University of Chicago - UpDown Computer: Intelligent Data Movement and Encoding for Graph Computing
The evolution of computing systems, at the highest levels of performance, has been strongly focused on dense computations with extensive reuse of values, enabling high computational rates at low cost. Unfortunately, more than a decade of experience shows that these computing systems are not well suited to graph analytics, failing to utilize system resources efficiently, and unable to deliver scalable, high performance. Key challenges include ill-suited memory hierarchies, inflexible data representations, and high-overhead communication and scheduling.
The UpDown computer reflects a new approach: efficiently integrating a programmable engine, the UpDown accelerator in the memory system. The accelerator provides intelligent data movement, data encoding, and efficient hardware messages. All at performance levels that are orders of magnitude greater than those possible on traditional CPU cores. Together, these features enable the UpDown computer to achieve dramatically higher performance on memory sweep, encoded memory, and a range of graph analysis computations requiring adaptive data-movement and efficient orchestration. The UpDown computer also incorporates traditional CPU cores, enabling efficient computation with hardware-managed hierarchies, but with the ability to enhance their capability with programmed data movement and data recoding.
Initial studies show the promise of UpDown, documenting performance and data movement benefits on key graph kernels such as BreadthFirstSearch (BFS), TriangleCounting (TC), and JACCARDSim as well as fundamental linear algebra kernels such as sparse-matrix vector product (SpMV) and sparse matrix multiply (SpGEMM). These studies illustrate the use of UpDown mechanisms and estimating potential performance as much as 100 times at the node level, based on breadth-first search and triangle-counting kernels. Initial studies suggest 10 to 100-fold potential improvements for sparse matrix, ETL, and data analytics as well.
Beyond performance, UpDown also has potential to improve power efficiency for graph analytics, implementing memory sweeps and data movement with extreme efficiency, and deploying encoded memory and other application-specific encodings that both increase memory capacity and bandwidth productivity.

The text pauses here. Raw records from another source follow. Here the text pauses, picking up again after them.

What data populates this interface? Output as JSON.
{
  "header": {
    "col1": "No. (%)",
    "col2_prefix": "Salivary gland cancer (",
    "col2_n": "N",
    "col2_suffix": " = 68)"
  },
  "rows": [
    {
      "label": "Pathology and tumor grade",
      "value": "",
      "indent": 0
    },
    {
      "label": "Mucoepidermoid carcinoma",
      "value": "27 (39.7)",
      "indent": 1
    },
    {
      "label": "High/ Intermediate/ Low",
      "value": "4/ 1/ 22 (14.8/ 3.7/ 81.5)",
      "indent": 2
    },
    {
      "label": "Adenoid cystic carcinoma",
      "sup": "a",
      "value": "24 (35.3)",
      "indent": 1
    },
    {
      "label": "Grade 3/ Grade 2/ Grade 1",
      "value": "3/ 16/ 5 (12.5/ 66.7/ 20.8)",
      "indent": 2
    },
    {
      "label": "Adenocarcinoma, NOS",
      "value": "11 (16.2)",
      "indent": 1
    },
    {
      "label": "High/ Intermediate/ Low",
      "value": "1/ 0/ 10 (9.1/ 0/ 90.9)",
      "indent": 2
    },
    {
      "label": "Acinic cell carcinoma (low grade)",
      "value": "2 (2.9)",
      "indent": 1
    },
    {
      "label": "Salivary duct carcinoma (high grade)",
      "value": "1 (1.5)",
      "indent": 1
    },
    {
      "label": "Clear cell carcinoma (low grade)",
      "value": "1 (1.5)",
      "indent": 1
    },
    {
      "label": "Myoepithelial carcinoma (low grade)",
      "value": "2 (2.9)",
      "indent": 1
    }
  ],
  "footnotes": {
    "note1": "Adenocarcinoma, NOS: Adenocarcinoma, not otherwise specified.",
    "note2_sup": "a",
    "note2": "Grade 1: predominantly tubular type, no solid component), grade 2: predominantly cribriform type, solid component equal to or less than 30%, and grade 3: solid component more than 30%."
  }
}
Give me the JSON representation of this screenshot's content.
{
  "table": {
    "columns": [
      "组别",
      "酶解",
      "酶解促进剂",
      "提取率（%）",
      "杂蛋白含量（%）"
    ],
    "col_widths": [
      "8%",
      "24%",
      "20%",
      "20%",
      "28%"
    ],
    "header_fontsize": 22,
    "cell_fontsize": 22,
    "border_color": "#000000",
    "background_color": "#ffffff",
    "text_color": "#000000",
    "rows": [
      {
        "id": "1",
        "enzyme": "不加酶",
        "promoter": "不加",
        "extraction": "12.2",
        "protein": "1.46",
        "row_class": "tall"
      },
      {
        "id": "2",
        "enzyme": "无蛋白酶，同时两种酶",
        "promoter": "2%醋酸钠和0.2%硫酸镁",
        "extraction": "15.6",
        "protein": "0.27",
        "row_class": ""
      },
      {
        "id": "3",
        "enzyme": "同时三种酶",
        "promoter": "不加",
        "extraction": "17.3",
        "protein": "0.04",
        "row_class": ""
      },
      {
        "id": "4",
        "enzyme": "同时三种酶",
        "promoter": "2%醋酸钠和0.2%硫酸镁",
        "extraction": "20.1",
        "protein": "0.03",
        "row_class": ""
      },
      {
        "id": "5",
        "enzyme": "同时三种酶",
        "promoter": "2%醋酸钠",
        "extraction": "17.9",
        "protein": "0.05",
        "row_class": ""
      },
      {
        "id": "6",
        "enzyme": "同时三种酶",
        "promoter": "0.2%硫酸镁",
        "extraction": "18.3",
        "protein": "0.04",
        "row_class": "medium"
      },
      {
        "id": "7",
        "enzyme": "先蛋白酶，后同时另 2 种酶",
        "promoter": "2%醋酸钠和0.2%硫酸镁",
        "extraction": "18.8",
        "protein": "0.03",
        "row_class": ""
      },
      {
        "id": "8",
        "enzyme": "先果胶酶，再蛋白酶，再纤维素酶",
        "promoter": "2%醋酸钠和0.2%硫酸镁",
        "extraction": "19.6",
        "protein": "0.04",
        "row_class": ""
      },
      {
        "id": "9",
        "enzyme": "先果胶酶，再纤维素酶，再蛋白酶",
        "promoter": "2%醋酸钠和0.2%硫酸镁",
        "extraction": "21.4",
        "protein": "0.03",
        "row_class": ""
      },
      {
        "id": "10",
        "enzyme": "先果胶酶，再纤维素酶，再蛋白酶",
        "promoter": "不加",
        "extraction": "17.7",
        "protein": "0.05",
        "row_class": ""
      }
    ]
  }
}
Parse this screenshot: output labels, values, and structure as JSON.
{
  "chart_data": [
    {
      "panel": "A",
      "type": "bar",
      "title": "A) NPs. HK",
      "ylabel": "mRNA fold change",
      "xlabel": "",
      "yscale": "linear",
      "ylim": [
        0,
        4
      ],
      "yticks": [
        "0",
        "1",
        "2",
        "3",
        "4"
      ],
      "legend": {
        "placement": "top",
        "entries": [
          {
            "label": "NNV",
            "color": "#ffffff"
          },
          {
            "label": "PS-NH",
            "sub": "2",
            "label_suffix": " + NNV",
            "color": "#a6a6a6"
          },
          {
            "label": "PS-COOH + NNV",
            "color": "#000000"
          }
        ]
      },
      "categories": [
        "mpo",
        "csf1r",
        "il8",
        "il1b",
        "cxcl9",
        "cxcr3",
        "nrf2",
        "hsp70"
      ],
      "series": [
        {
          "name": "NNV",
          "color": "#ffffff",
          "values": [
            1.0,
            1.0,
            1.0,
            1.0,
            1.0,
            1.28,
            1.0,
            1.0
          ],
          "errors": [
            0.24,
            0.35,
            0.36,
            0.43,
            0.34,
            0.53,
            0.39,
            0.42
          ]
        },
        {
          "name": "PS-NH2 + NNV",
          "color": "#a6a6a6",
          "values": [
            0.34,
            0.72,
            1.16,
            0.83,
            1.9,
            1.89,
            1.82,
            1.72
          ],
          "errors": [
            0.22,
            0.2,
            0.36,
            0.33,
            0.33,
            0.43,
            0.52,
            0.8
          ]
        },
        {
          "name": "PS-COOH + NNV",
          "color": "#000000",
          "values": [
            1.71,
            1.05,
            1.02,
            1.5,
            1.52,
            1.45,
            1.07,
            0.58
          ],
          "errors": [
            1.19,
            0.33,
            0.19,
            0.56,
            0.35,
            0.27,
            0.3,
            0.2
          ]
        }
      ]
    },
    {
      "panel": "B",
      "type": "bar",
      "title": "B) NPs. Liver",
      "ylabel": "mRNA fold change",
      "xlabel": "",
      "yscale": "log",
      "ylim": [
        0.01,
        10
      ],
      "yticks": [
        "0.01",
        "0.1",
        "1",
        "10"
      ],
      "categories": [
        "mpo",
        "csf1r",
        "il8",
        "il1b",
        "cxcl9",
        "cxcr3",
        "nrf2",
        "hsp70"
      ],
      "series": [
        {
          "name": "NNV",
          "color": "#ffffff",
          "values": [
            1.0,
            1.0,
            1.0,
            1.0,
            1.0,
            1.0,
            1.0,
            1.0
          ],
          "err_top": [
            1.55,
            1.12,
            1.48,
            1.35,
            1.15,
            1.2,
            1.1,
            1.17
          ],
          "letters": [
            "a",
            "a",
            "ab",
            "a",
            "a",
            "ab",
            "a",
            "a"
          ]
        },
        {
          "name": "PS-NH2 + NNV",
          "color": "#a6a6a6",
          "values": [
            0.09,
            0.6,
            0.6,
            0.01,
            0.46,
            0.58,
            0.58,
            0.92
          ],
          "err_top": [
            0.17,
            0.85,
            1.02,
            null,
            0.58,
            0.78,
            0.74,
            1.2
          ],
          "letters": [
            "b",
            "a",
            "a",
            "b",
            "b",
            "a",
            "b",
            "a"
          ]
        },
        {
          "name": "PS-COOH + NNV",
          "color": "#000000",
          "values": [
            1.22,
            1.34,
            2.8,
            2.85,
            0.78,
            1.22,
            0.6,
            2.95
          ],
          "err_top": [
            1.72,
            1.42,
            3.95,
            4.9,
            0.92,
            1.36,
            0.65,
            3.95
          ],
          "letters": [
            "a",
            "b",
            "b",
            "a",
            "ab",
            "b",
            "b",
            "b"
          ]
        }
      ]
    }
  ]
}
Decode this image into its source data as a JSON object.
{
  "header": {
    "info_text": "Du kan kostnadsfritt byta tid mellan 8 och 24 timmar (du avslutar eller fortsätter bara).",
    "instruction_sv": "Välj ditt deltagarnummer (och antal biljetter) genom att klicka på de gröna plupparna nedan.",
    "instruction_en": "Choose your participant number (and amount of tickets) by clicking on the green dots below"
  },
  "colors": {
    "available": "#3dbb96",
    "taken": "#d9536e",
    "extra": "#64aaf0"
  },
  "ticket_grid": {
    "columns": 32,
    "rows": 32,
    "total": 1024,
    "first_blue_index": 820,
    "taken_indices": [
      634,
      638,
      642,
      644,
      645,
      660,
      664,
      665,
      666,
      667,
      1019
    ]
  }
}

We propose a systematic agenda to explore a number of remaining challenges for UpDown, including important parametric design challenges such as balancing UpDown accelerator capability with TOP and also with DRAM performance, as well as sizing scratchpad memories, and how to balance stack, node, and system level bandwidth using emerging optical communication technologies (e.g., TERAPHY). Additional challenges include refining the accelerator ISA and microarchitecture, as well as key challenges in protection/isolation and self-aware computing.
The agenda includes creating rigorous, quantitative evaluation of UpDown benefits as well as developing a breadth of understanding of how the AGILE kernels and workflows can best exploit and scale on the UpDown system. Our current system design and evidence suggests ample headroom to exceed the AGILE targets.
Qualcomm - Honeycomb
The goal of the Honeycomb system is to advance the state-of-the-art of data analytics computing performance by orders of magnitude. The system architecture is derived from a top-down approach by analyzing the data analytics workloads, which shows that performance and energy are primarily dictated by data movement, and not compute. The memory subsystem is hierarchical, with high capacity but slower memory at the top for long-term data storage, and lower capacity but faster memory close to the compute node. It uses conventional memory technology, such as DRAM, because a viable replacement is not in sight. But the architecture is technology ambivalent: it can adopt any emerging technology. The innovative memory subsystem architecture allows user to configure memory for various abstractions such as scratchpads, streams, processing-in-memory, and compute-near-memory, with a virtualized address space for security. The heterogenous compute node is targeted for 3 nm CMOS and beyond. It employs industry standard cores for management, leveraging software ecosystem of system and programming software. The accelerators are optimized for data analytics and provide performance and energy efficiency. Large on-die memory/caches provide local data store for compute cores and accelerators, and a network on the chip connects all of them together. The node implements optical interconnects to provide an external network for scalability. A cabinet houses 64 nodes, and a system of several cabinets comprises the entire system connected in a provably optimal two-dimensional dragonfly network, providing orders of magnitude performance improvements over a conventional system. The node architecture will be captured in a functional simulator using A-SST framework. The architecture will be simulated executing the workloads and will be optimized to meet the AGILE goals. The RTL implementation of the architecture in System Verilog will be simulated, cross validated with the functional simulations, and will be synthesized for emulation on an FPGA-enabled platform to demonstrate the AGILE program goals.